Nach Feuerinferno in Ensdorf: Mann erstickt bei Brand – jetzt Anklage gegen Mitbewohner

Nach Feuerinferno in Ensdorf : Mann erstickt bei Brand – jetzt Anklage gegen Mitbewohner

Wegen versuchten Mordes Vorbestrafter soll Feuer in Miethaus gelegt haben. Der Beschuldigte schweigt sich aus.

Nach einem Wohnhausbrand in Ensdorf, bei dem ein Bewohner ums Leben gekommen ist, muss sich nun ein 43 Jahre alter Mann verantworten. Die Saarbrücker Staatsanwaltschaft beschuldigt ihn der Brandstiftung mit Todesfolge. Deswegen erhob die Behörde Anklage beim Landgericht. Demnach soll er das Feuer gelegt und in Kauf genommen haben, dass ein Nachbar dabei sterben könnte.

Der dramatische Fall, wie ihn nach Angaben ihres Sprechers Christoph Rebmann die Staatsanwaltschaft als erwiesen ansieht: Demnach war der Angeschuldigte am 11. Januar in eine Wohnung im Parterre des Hauses in der Saarstraße eingebrochen. Er nahm an jenem Abend jede Menge Beute mit. Darunter waren unter anderem ein Computerspiel, ein Laptop, ein Modellhubschrauber sowie ein ferngesteuertes Auto. Dann wollte er seine Spuren verwischen und steckte in der Wohnung seines Mitbewohners die Bettmatratze an. Der nun Angeklagte ging noch in seine vier Wände im zweiten Stock, packte ein paar Habseligkeiten ein und verließ das Gebäude.

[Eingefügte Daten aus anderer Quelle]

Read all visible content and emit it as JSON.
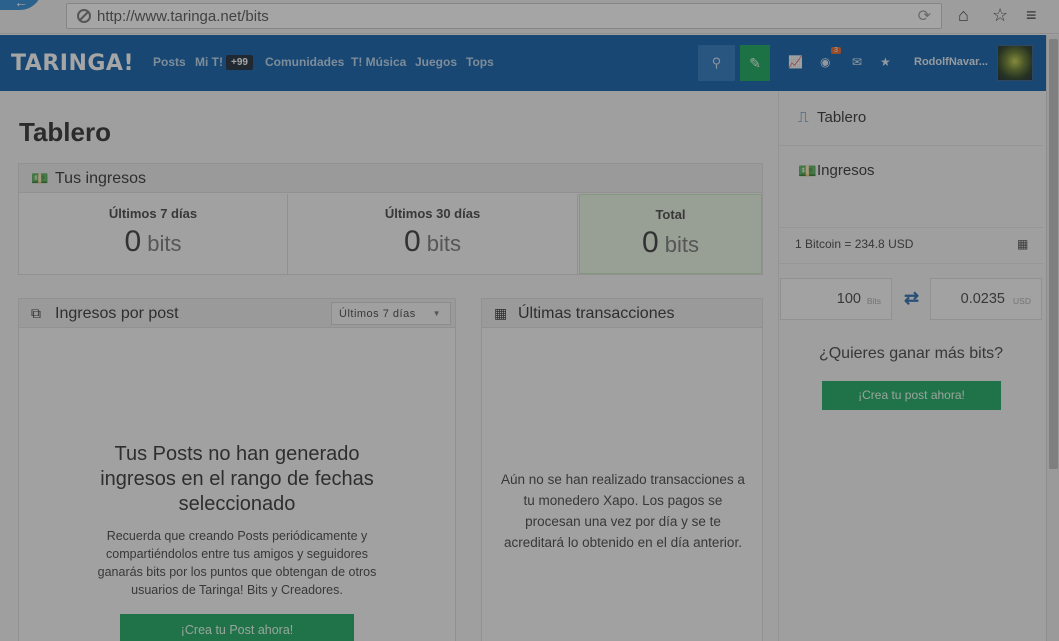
{
  "browser": {
    "url": "http://www.taringa.net/bits"
  },
  "header": {
    "logo": "TARINGA!",
    "nav": [
      "Posts",
      "Mi T!",
      "Comunidades",
      "T! Música",
      "Juegos",
      "Tops"
    ],
    "mit_badge": "+99",
    "notifications_count": "3",
    "username": "RodolfNavar..."
  },
  "main": {
    "title": "Tablero",
    "earnings": {
      "title": "Tus ingresos",
      "cols": [
        {
          "label": "Últimos 7 días",
          "value": "0",
          "unit": "bits"
        },
        {
          "label": "Últimos 30 días",
          "value": "0",
          "unit": "bits"
        },
        {
          "label": "Total",
          "value": "0",
          "unit": "bits"
        }
      ]
    },
    "per_post": {
      "title": "Ingresos por post",
      "range": "Últimos 7 días",
      "empty_title": "Tus Posts no han generado ingresos en el rango de fechas seleccionado",
      "empty_text": "Recuerda que creando Posts periódicamente y compartiéndolos entre tus amigos y seguidores ganarás bits por los puntos que obtengan de otros usuarios de Taringa! Bits y Creadores.",
      "button": "¡Crea tu Post ahora!"
    },
    "transactions": {
      "title": "Últimas transacciones",
      "empty_text": "Aún no se han realizado transacciones a tu monedero Xapo. Los pagos se procesan una vez por día y se te acreditará lo obtenido en el día anterior."
    }
  },
  "sidebar": {
    "items": [
      "Tablero",
      "Ingresos"
    ],
    "rate": "1 Bitcoin = 234.8 USD",
    "converter": {
      "bits_value": "100",
      "bits_unit": "Bits",
      "usd_value": "0.0235",
      "usd_unit": "USD"
    },
    "cta_question": "¿Quieres ganar más bits?",
    "cta_button": "¡Crea tu post ahora!"
  },
  "colors": {
    "header": "#0b5ea7",
    "green": "#1aa860",
    "accent_blue": "#2b6cb0"
  }
}
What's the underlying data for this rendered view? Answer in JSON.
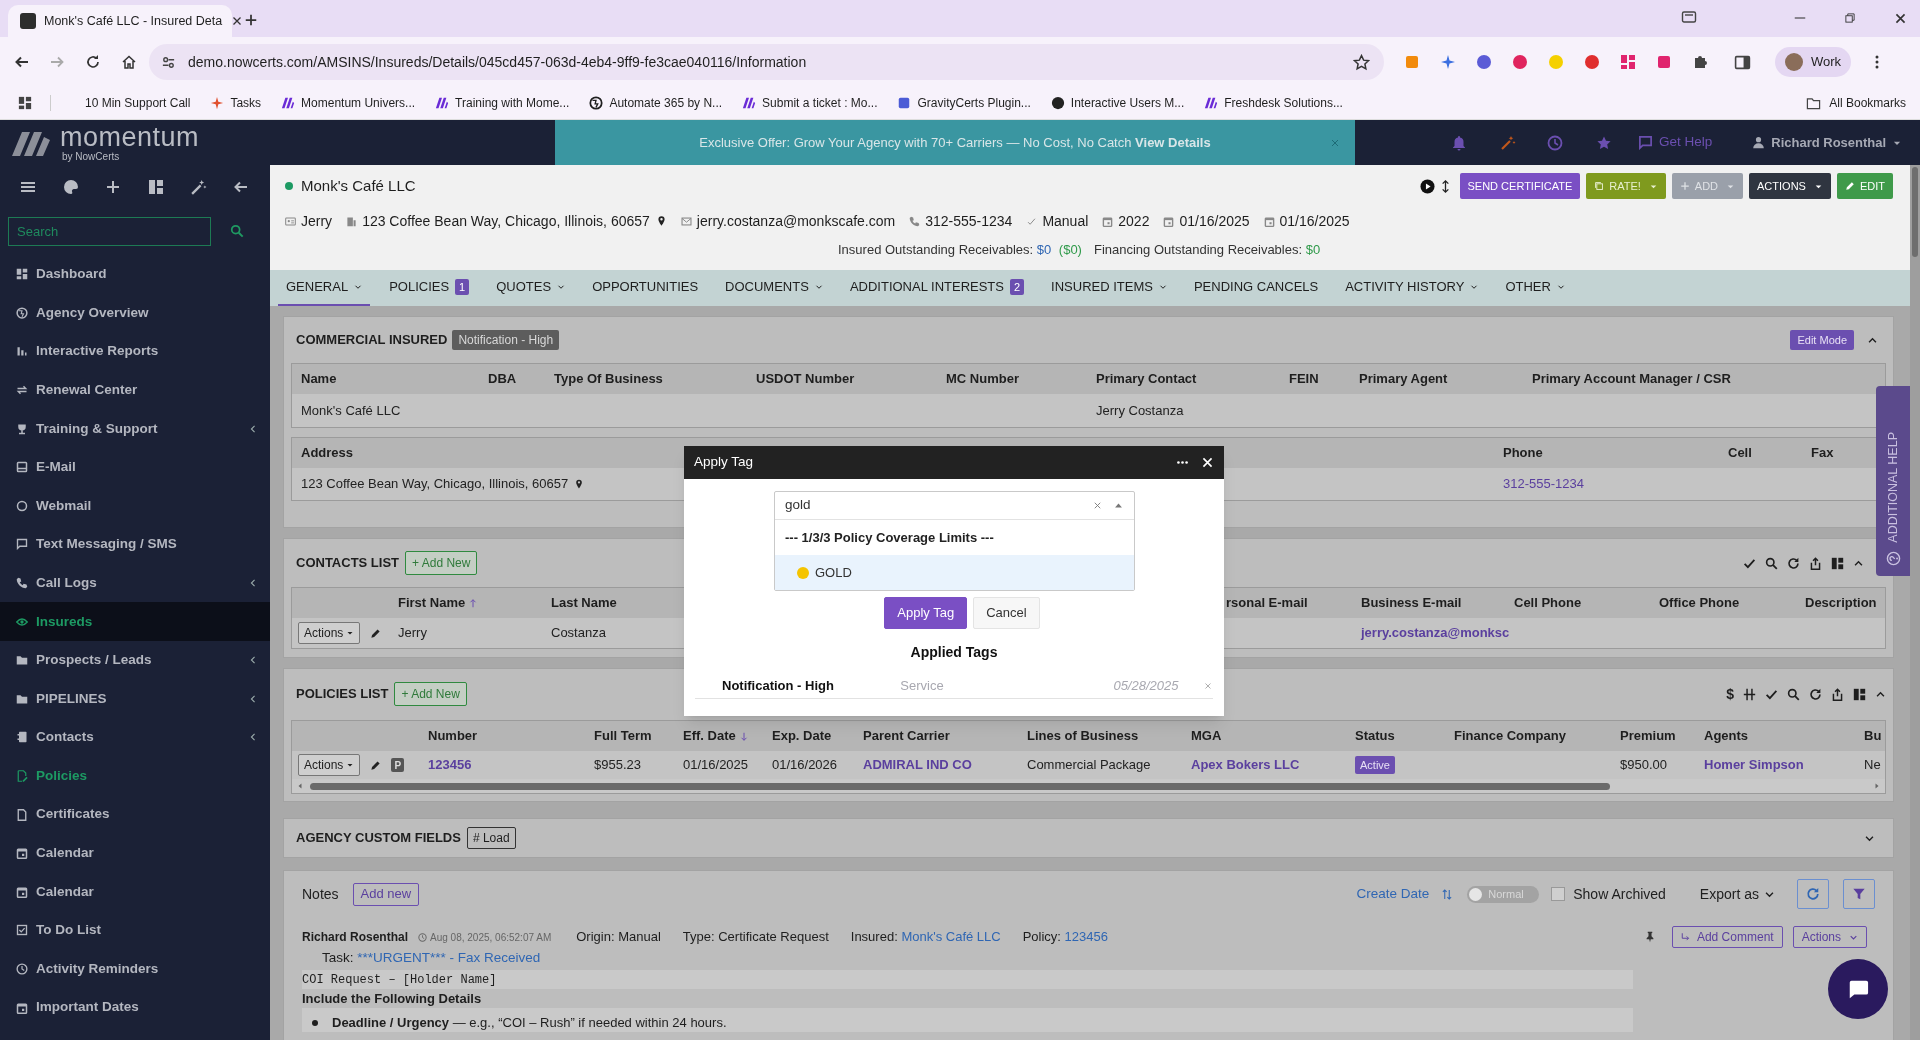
{
  "browser": {
    "tab_title": "Monk's Café LLC - Insured Deta",
    "url": "demo.nowcerts.com/AMSINS/Insureds/Details/045cd457-063d-4eb4-9ff9-fe3cae040116/Information",
    "profile": "Work",
    "bookmarks_folder": "All Bookmarks",
    "bookmarks": [
      {
        "label": "10 Min Support Call"
      },
      {
        "label": "Tasks"
      },
      {
        "label": "Momentum Univers..."
      },
      {
        "label": "Training with Mome..."
      },
      {
        "label": "Automate 365 by N..."
      },
      {
        "label": "Submit a ticket : Mo..."
      },
      {
        "label": "GravityCerts Plugin..."
      },
      {
        "label": "Interactive Users M..."
      },
      {
        "label": "Freshdesk Solutions..."
      }
    ]
  },
  "sidebar": {
    "brand": "momentum",
    "brand_sub": "by NowCerts",
    "search_placeholder": "Search",
    "items": [
      {
        "label": "Dashboard",
        "selected": false,
        "highlighted": false,
        "expandable": false
      },
      {
        "label": "Agency Overview",
        "selected": false,
        "highlighted": false,
        "expandable": false
      },
      {
        "label": "Interactive Reports",
        "selected": false,
        "highlighted": false,
        "expandable": false
      },
      {
        "label": "Renewal Center",
        "selected": false,
        "highlighted": false,
        "expandable": false
      },
      {
        "label": "Training & Support",
        "selected": false,
        "highlighted": false,
        "expandable": true
      },
      {
        "label": "E-Mail",
        "selected": false,
        "highlighted": false,
        "expandable": false
      },
      {
        "label": "Webmail",
        "selected": false,
        "highlighted": false,
        "expandable": false
      },
      {
        "label": "Text Messaging / SMS",
        "selected": false,
        "highlighted": false,
        "expandable": false
      },
      {
        "label": "Call Logs",
        "selected": false,
        "highlighted": false,
        "expandable": true
      },
      {
        "label": "Insureds",
        "selected": true,
        "highlighted": true,
        "expandable": false
      },
      {
        "label": "Prospects / Leads",
        "selected": false,
        "highlighted": false,
        "expandable": true
      },
      {
        "label": "PIPELINES",
        "selected": false,
        "highlighted": false,
        "expandable": true
      },
      {
        "label": "Contacts",
        "selected": false,
        "highlighted": false,
        "expandable": true
      },
      {
        "label": "Policies",
        "selected": false,
        "highlighted": true,
        "expandable": false
      },
      {
        "label": "Certificates",
        "selected": false,
        "highlighted": false,
        "expandable": false
      },
      {
        "label": "Calendar",
        "selected": false,
        "highlighted": false,
        "expandable": false
      },
      {
        "label": "Calendar",
        "selected": false,
        "highlighted": false,
        "expandable": false
      },
      {
        "label": "To Do List",
        "selected": false,
        "highlighted": false,
        "expandable": false
      },
      {
        "label": "Activity Reminders",
        "selected": false,
        "highlighted": false,
        "expandable": false
      },
      {
        "label": "Important Dates",
        "selected": false,
        "highlighted": false,
        "expandable": false
      }
    ]
  },
  "topbar": {
    "offer": "Exclusive Offer: Grow Your Agency with 70+ Carriers — No Cost, No Catch **View Details**",
    "help": "Get Help",
    "user": "Richard Rosenthal"
  },
  "insured": {
    "name": "Monk's Café LLC",
    "active": true,
    "actions": [
      {
        "label": "SEND CERTIFICATE",
        "kind": "send"
      },
      {
        "label": "RATE!",
        "kind": "rate"
      },
      {
        "label": "ADD",
        "kind": "add"
      },
      {
        "label": "ACTIONS",
        "kind": "actions"
      },
      {
        "label": "EDIT",
        "kind": "edit"
      }
    ],
    "info": [
      "Jerry",
      "123 Coffee Bean Way, Chicago, Illinois, 60657",
      "jerry.costanza@monkscafe.com",
      "312-555-1234",
      "Manual",
      "2022",
      "01/16/2025",
      "01/16/2025"
    ],
    "insured_receivables": {
      "label": "Insured Outstanding Receivables:",
      "amount": "$0",
      "balance": "($0)"
    },
    "financing_receivables": {
      "label": "Financing Outstanding Receivables:",
      "amount": "$0"
    }
  },
  "tabs": [
    {
      "label": "GENERAL",
      "selected": true,
      "dropdown": true
    },
    {
      "label": "POLICIES",
      "selected": false,
      "dropdown": false,
      "count": "1"
    },
    {
      "label": "QUOTES",
      "selected": false,
      "dropdown": true
    },
    {
      "label": "OPPORTUNITIES",
      "selected": false,
      "dropdown": false
    },
    {
      "label": "DOCUMENTS",
      "selected": false,
      "dropdown": true
    },
    {
      "label": "ADDITIONAL INTERESTS",
      "selected": false,
      "dropdown": false,
      "count": "2"
    },
    {
      "label": "INSURED ITEMS",
      "selected": false,
      "dropdown": true
    },
    {
      "label": "PENDING CANCELS",
      "selected": false,
      "dropdown": false
    },
    {
      "label": "ACTIVITY HISTORY",
      "selected": false,
      "dropdown": true
    },
    {
      "label": "OTHER",
      "selected": false,
      "dropdown": true
    }
  ],
  "commercial": {
    "title": "COMMERCIAL INSURED",
    "tag": "Notification - High",
    "edit_button": "Edit Mode",
    "columns": [
      "Name",
      "DBA",
      "Type Of Business",
      "USDOT Number",
      "MC Number",
      "Primary Contact",
      "FEIN",
      "Primary Agent",
      "Primary Account Manager / CSR"
    ],
    "row": {
      "name": "Monk's Café LLC",
      "primary_contact": "Jerry Costanza"
    },
    "address_columns": [
      "Address",
      "Phone",
      "Cell",
      "Fax"
    ],
    "address_row": {
      "address": "123 Coffee Bean Way, Chicago, Illinois, 60657",
      "phone": "312-555-1234"
    }
  },
  "contacts": {
    "title": "CONTACTS LIST",
    "add_button": "+ Add New",
    "columns": [
      {
        "label": "First Name",
        "sorted": true,
        "descending": false
      },
      {
        "label": "Last Name",
        "sorted": false
      },
      {
        "label": "rsonal E-mail",
        "sorted": false
      },
      {
        "label": "Business E-mail",
        "sorted": false
      },
      {
        "label": "Cell Phone",
        "sorted": false
      },
      {
        "label": "Office Phone",
        "sorted": false
      },
      {
        "label": "Description",
        "sorted": false
      }
    ],
    "row": {
      "actions": "Actions",
      "first_name": "Jerry",
      "last_name": "Costanza",
      "business_email": "jerry.costanza@monksc"
    }
  },
  "policies": {
    "title": "POLICIES LIST",
    "add_button": "+ Add New",
    "currency_tool": "$",
    "columns": [
      {
        "label": "Number",
        "sorted": false
      },
      {
        "label": "Full Term",
        "sorted": false
      },
      {
        "label": "Eff. Date",
        "sorted": true,
        "descending": true
      },
      {
        "label": "Exp. Date",
        "sorted": false
      },
      {
        "label": "Parent Carrier",
        "sorted": false
      },
      {
        "label": "Lines of Business",
        "sorted": false
      },
      {
        "label": "MGA",
        "sorted": false
      },
      {
        "label": "Status",
        "sorted": false
      },
      {
        "label": "Finance Company",
        "sorted": false
      },
      {
        "label": "Premium",
        "sorted": false
      },
      {
        "label": "Agents",
        "sorted": false
      },
      {
        "label": "Bu",
        "sorted": false
      }
    ],
    "row": {
      "actions": "Actions",
      "type_badge": "P",
      "number": "123456",
      "full_term": "$955.23",
      "eff_date": "01/16/2025",
      "exp_date": "01/16/2026",
      "parent_carrier": "ADMIRAL IND CO",
      "lines_of_business": "Commercial Package",
      "mga": "Apex Bokers LLC",
      "status": "Active",
      "premium": "$950.00",
      "agents": "Homer Simpson",
      "column_12": "Ne"
    }
  },
  "custom_fields": {
    "title": "AGENCY CUSTOM FIELDS",
    "button": "# Load"
  },
  "notes": {
    "title": "Notes",
    "add_button": "Add new",
    "sort_label": "Create Date",
    "toggle": {
      "label": "Normal",
      "on": false
    },
    "show_archived": {
      "label": "Show Archived",
      "checked": false
    },
    "export": "Export as",
    "note": {
      "author": "Richard Rosenthal",
      "timestamp": "Aug 08, 2025, 06:52:07 AM",
      "fields": [
        {
          "label": "Origin:",
          "value": "Manual",
          "link": false
        },
        {
          "label": "Type:",
          "value": "Certificate Request",
          "link": false
        },
        {
          "label": "Insured:",
          "value": "Monk's Café LLC",
          "link": true
        },
        {
          "label": "Policy:",
          "value": "123456",
          "link": true
        }
      ],
      "add_comment": "Add Comment",
      "actions": "Actions",
      "task_label": "Task:",
      "task": "***URGENT*** - Fax Received",
      "code_line": "COI Request – [Holder Name]",
      "heading": "Include the Following Details",
      "bullets": [
        "**Deadline / Urgency** — e.g., “COI – Rush” if needed within 24 hours."
      ]
    }
  },
  "help_tab": "ADDITIONAL HELP",
  "modal": {
    "title": "Apply Tag",
    "search_value": "gold",
    "options": [
      {
        "kind": "group",
        "label": "--- 1/3/3 Policy Coverage Limits ---"
      },
      {
        "kind": "option",
        "label": "GOLD",
        "color": "#f5c400",
        "highlighted": true
      }
    ],
    "buttons": [
      {
        "label": "Apply Tag",
        "kind": "primary"
      },
      {
        "label": "Cancel",
        "kind": "secondary"
      }
    ],
    "applied_title": "Applied Tags",
    "applied": [
      {
        "name": "Notification - High",
        "category": "Service",
        "date": "05/28/2025"
      }
    ]
  }
}
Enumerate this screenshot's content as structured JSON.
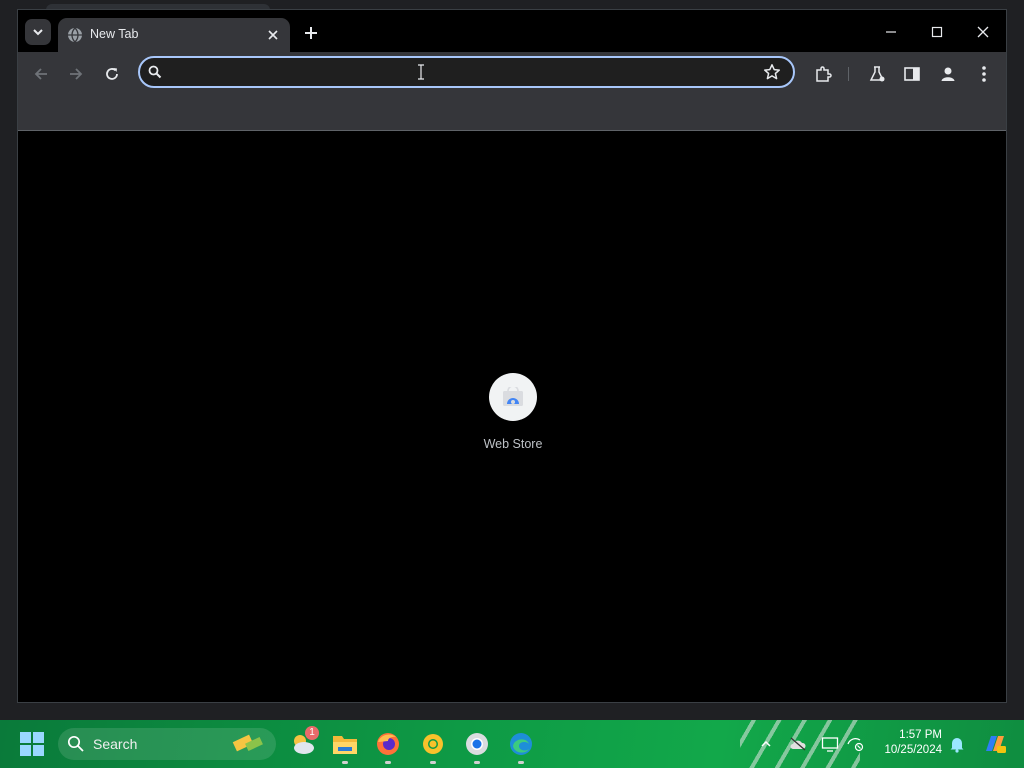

Das Drama nahm seinen Lauf: Ein Mieter in der ersten Etage, direkt über der Wohnung, wo mittlerweile die Flammen wüteten, bekam nichts von dem mit. Er erstickte. Eine Frau kam mit leichter Rauchvergiftung davon. Alle Hausbewohner verloren ihr Dach über dem Kopf. Das Miethaus ist nicht mehr zu bewohnen.

Der mutmaßliche Täter sitzt seit 16. Februar hinter Gitter. Wie Rebmann weiter mitteilt, ist der 43-Jährige kein Unbekannter, hat schon ein erhebliches Vorstrafenregister: Er verbüßte unter anderem wegen versuchten Mordes eine langjährige Haftstrafe. Zu dem Vorfall im Januar schweige er bislang.